At RPI, Linhardt, in collaboration with the University of North Carolina, has developed a synthetic heparin offering greater production control than naturally sourced heparin.

“RPI is extraordinarily good at making and understanding this type of molecule, and we wanted to work with them for that reason,” said Dwyer. “What we’re able to do is look at their samples with high throughput one molecule at a time, which is a tremendous advance over conventional studies that get a sort of average picture by looking at many, many molecules all at once. And when you look at something, a single molecule at a time, you can learn new and important things.”

Nanopore sensors – a nanofluidic hole, which is about one hundred thousandth times smaller than a human hair, located in an impermeable, silicon-based membrane – have been a promising tool in single-molecule research for more than 20 years. Using an ionic current, the sensor analyzes molecules as they pass through the pore. Dwyer’s lab specializes in using special surface coatings to tailor the nanopore to work with the particularly challenging polysaccharides.
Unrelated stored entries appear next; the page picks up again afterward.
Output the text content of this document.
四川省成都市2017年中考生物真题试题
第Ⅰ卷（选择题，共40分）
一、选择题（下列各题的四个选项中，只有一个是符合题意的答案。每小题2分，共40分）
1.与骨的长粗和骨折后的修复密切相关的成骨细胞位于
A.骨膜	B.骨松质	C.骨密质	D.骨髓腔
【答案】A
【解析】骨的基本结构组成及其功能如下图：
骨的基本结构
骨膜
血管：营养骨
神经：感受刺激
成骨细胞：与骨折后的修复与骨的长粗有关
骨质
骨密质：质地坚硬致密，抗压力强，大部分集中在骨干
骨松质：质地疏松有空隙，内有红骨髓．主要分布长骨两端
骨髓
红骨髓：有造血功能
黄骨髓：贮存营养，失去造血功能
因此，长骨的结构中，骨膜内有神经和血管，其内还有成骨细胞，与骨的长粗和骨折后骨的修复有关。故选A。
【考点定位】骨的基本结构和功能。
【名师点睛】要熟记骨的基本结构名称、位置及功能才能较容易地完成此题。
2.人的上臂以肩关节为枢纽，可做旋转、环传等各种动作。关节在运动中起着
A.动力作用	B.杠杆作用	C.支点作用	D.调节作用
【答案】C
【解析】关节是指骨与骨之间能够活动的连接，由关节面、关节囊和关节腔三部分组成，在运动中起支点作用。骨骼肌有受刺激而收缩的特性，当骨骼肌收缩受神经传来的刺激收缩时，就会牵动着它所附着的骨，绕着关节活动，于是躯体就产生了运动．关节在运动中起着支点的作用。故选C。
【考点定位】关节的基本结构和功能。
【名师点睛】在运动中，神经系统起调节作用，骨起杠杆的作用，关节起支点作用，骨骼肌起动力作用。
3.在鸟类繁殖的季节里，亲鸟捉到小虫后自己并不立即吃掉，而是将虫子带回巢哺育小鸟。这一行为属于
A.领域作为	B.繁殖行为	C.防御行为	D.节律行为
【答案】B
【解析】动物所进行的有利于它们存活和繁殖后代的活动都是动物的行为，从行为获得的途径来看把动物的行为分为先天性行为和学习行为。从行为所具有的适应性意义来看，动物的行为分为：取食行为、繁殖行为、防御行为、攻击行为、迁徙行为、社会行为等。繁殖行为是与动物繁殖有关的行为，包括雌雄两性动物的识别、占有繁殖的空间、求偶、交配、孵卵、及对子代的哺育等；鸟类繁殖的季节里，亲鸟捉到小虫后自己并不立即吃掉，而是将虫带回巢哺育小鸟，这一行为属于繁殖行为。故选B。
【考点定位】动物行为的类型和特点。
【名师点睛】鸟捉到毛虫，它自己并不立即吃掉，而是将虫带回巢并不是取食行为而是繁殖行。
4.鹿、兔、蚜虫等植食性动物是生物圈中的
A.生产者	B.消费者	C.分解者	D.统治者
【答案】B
While nanopores have been used in DNA sequencing for more than 15 years, analyzing molecules like polysaccharides (or glycans) is far more complex.

“The human genome project sequenced DNA and that was a billion-dollar project. You had to figure out at each position which of four bases you had. It’s basically a lottery with four numbers at each position of the DNA,” Dwyer said. “With polysaccharide sequencing, you have 120 bases to choose from – and you have to get them right at every single position. So, the lottery odds are a lot worse. Basically, there’s much more variety in these types of molecules – both chemical and structural.”

“We feel nanopores are well-suited to analyze polysaccharides, which can be even a more useful bio marker than DNA,” added James Hagan, a third-year doctoral student who oversaw the experiment in Dwyer’s lab. “These results build on earlier work in our laboratory that revealed key operating principles and showed us that nanopores had tremendous promise to characterize a wide range of unique polysaccharides.”

Rensselaer provided Dwyer’s lab with four high-purity synthetic heparan sulfate samples, each with four different types of sugar units that could make different sequences. The combination of the solid-state nanopore, high-purity samples and machine learning allowed for a clear classification of the four molecules using only a minimal amount of sample.

“Fast nanopore analysis – 10 minutes for each analysis – gave clear differences between the signal generated by our four heparan sulfates providing us sequence information,” said Linhardt and Xia. “Using machine learning we only required the results of 500 to 2,000 chains of each heparan sulfate to obtain a nearly 97% accurate prediction of the sequences. We have trained the machine to quickly read very long sequences comprised of four letters (sugar units). We are working to extend this technology to read more complex sequences made up of more sugar units in real time.”

“This is really further proof of the importance of nanopore sensors for polysaccharide sensing,” Hagan said. “Together with the machine learning, the nanopore measurements were able to get down to the specific sequence of each of the molecules. With this combined approach we were able to differentiate each of the monosaccharides in the polysaccharide chain, which is really the most exciting outcome of this collaboration.”

The potential of this work goes beyond the quality assurance of synthetic heparin. The polysaccharides used in the paper, glycosaminoglycans, are present in all biological lifeforms and serve different and vital physiological roles.

“To make our study more relevant today, COVID-19 has its surface decorated with glycans,” Hagan said. “By building on this work, you could sequence those markers and pry yet more secrets from this virus, even to the point of better therapeutic interventions.”

This material is based upon work supported by the National Science Foundation under Grant No. CHE-1808344 to Prof. Dwyer, and the National Institute of Health under Grants No. CA231074, DK111958, and HL125371 to Prof. Linhardt. Any opinions, findings, and conclusions or recommendations expressed in this material are those of the author(s) and do not necessarily reflect the views of the NSF or NIH.